While the martini is one of the world's most well-known cocktails, the country's best bartenders are turning the martini on its head, crafting quirky, creative iterations of the classic drink. This new breed of recipes leverages both local ingredients and far-off flavors to make salty, savoury, vegetal, and deliciously oddball martinis.


"Martinis are definitely of the moment," says Lexi Wolkowski, the maitre d' and sommelier of Parquet, a modern French spot on Harbord Street in Toronto. "Lots of my friends are drinking martinis, and I've definitely seen an uptick in dirty and savory martini orders at Parquet," says Wolkowski. To answer the call, Parquet serves up the vegetal Paris Syndrome, highlighting sake and mezcal alongside celery bitters and maraschino instead of gin or vodka.


In Vancouver, The Keefer Bar's martini—a menu staple—combines Botanist Gin (made with hand-foraged botanicals from Islay), a custom blend of dry vermouths, a hydrosol tincture made with rotating foraged ingredients, and a topping of house-pickled vegetables, olives, and a lemon twist. To finish, the blend is served at an icy 20 degrees below zero.


At Mimi's Chinese—Toronto's award-winning hotspot for hyper-regional Chinese—martinis also veer savoury. The Silk Road is an umami-driven, vesper-ish martini made with Baijiu washed with Caiziyou (rapeseed oil) instead of gin, Lillet, yellow Chartreuse, Cocchi Americano, Sichuan peppercorn tincture, and lemon oil. Instead of water to dilute the martini, bar manager Aleksandr Russell uses tea made from Osmanthus, a flower originating in Southeast China.



"The biggest martini variation I've seen ordered recently is in the dirty martini—containing shades of different brines and styles of pickles, from the ever-popular pickled ramp martini to MSG martinis [like Bonnie's in Brooklyn]," says Russell. "Familiar in flavor, but still unique––the martini is definitely making a comeback, and I couldn't be happier," he continues.


Another reason for the martini's return? Robin Goodfellow, the beverage director at Vela in Toronto, finds that bars are better stocked than they used to be. If you slid up to a bar a decade ago for a martini, you were likely to get "rotten vermouth and an under-diluted cocktail," says Goodfellow. "That's why people tend towards a dirty martini—cold olive brine is an easy fix for a warm and vinegary martini."

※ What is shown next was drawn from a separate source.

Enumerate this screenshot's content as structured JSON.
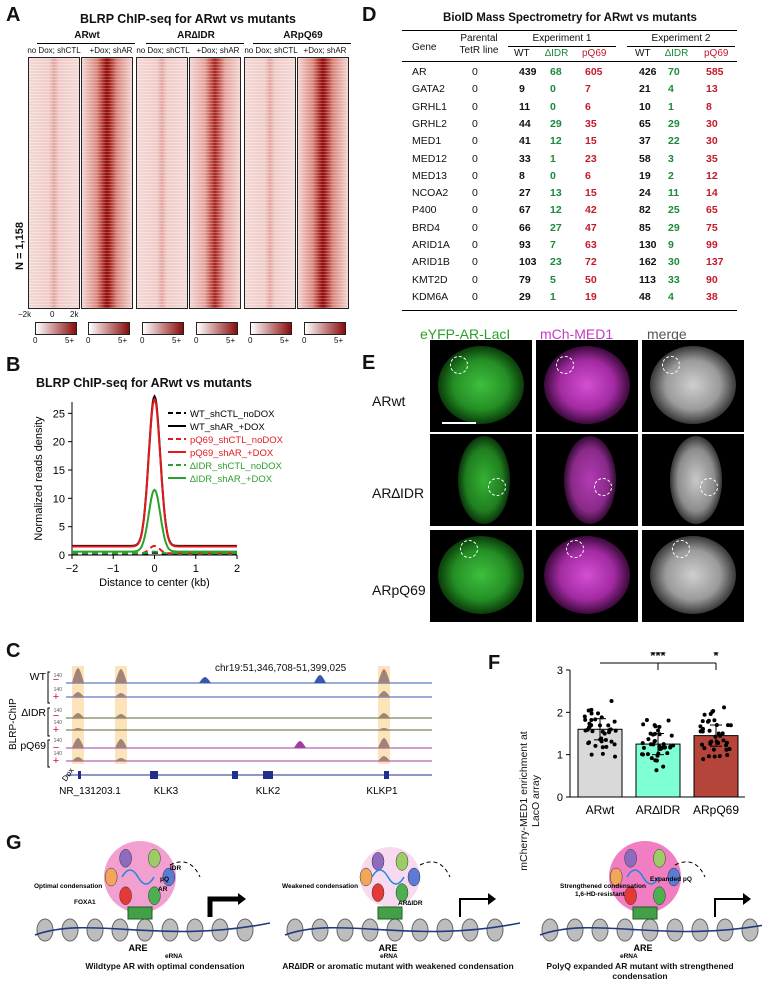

Or, you'd end up drinking something sickly sweet or brightly colored—like the porn star and lychee martinis that haunted the '80s and '90s. "People still confuse any drink in a V-shaped glass as a martini," he continues. "More people are learning that the classic style is just gin and vermouth. It's also nice to see people properly storing vermouth and using it in large amounts in their martinis. Good vermouth is crucial to a good martini."


Mimi's uses their martinis to reflect what the food program offers—the food features hyper-regional Chinese ingredients, so why shouldn't the martinis?


"Many menus now feature a unique take on the drink, often incorporating ingredients significant to the cultural identity of the restaurant, whether that's a philosophical, national, or regional identity," says Mimi Chinese's Russell. (Not to bash the classic steakhouse martini, but it isn't always the best pairing, physically or philosophically—"though it will forever have a place on menus, it's brash and powerful without vermouth as a softening factor," says Russell.)


"As drinkers become more informed and pay more attention to the quality of ingredients, the martini has had a chance to both return to its original palate and evolve beyond that," says Russell. "We really are right in the middle of the martini revolution."